CHICAGO – Chicago officers in summer mobile patrol units will be mixing in community service projects with their police work.

The units are designed to stop crime, but this year Supt. Brown is making a few changes in hopes of building community trust.

For the first time ever, officers will do community service projects in different neighborhoods every week. Friday is the start of the new mission.

To kick things off, officers will take part in “Operation Clean” in the 3rd district.

Officers will fix broken street lights and potholes, repair damaged buildings, remove graffiti and clean empty lots in Woodlawn.

The units are made up of 100 officers, who are on standby throughout the summer, which is when the city sees a spike in violent crime.

“As part of this new initiative, these officers will participate in community service projects once a week,” Supt. David Brown said.

66 additional officers will be deployed to the unit soon as Chicago police hope more community interaction will spur violent crime.

“The idea here is simple,” Supt.
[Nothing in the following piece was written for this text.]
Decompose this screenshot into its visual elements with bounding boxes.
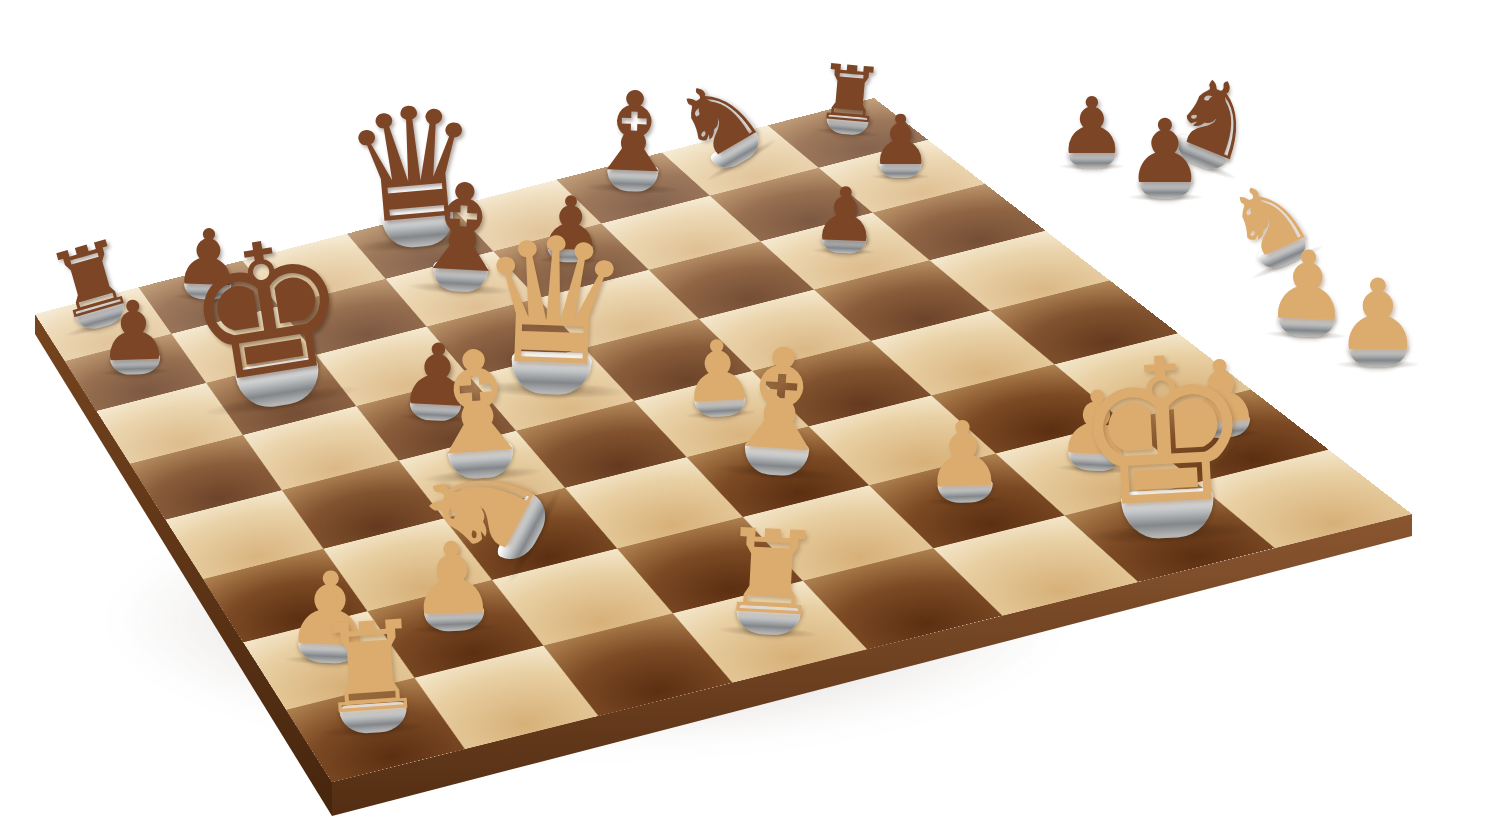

Brown said. “When an area looks good, the residents feel good about the community they live in, and that makes things safer.”

Many Woodlawn residents said the neighborhood has been through a lot, but they’re confident the community is making a comeback.

“I’ve seen it go through the process of change back and forth,” said pastor Jeffrey Campbell said. “It was a thriving community in the 60s, it went down and now its on the verge of coming back up.”

Collean Fuller has lived in Woodlawn since the 1960s.

“Woodlawn is one of the strongest on the South Side and I love it and I see the good coming,” Fuller said.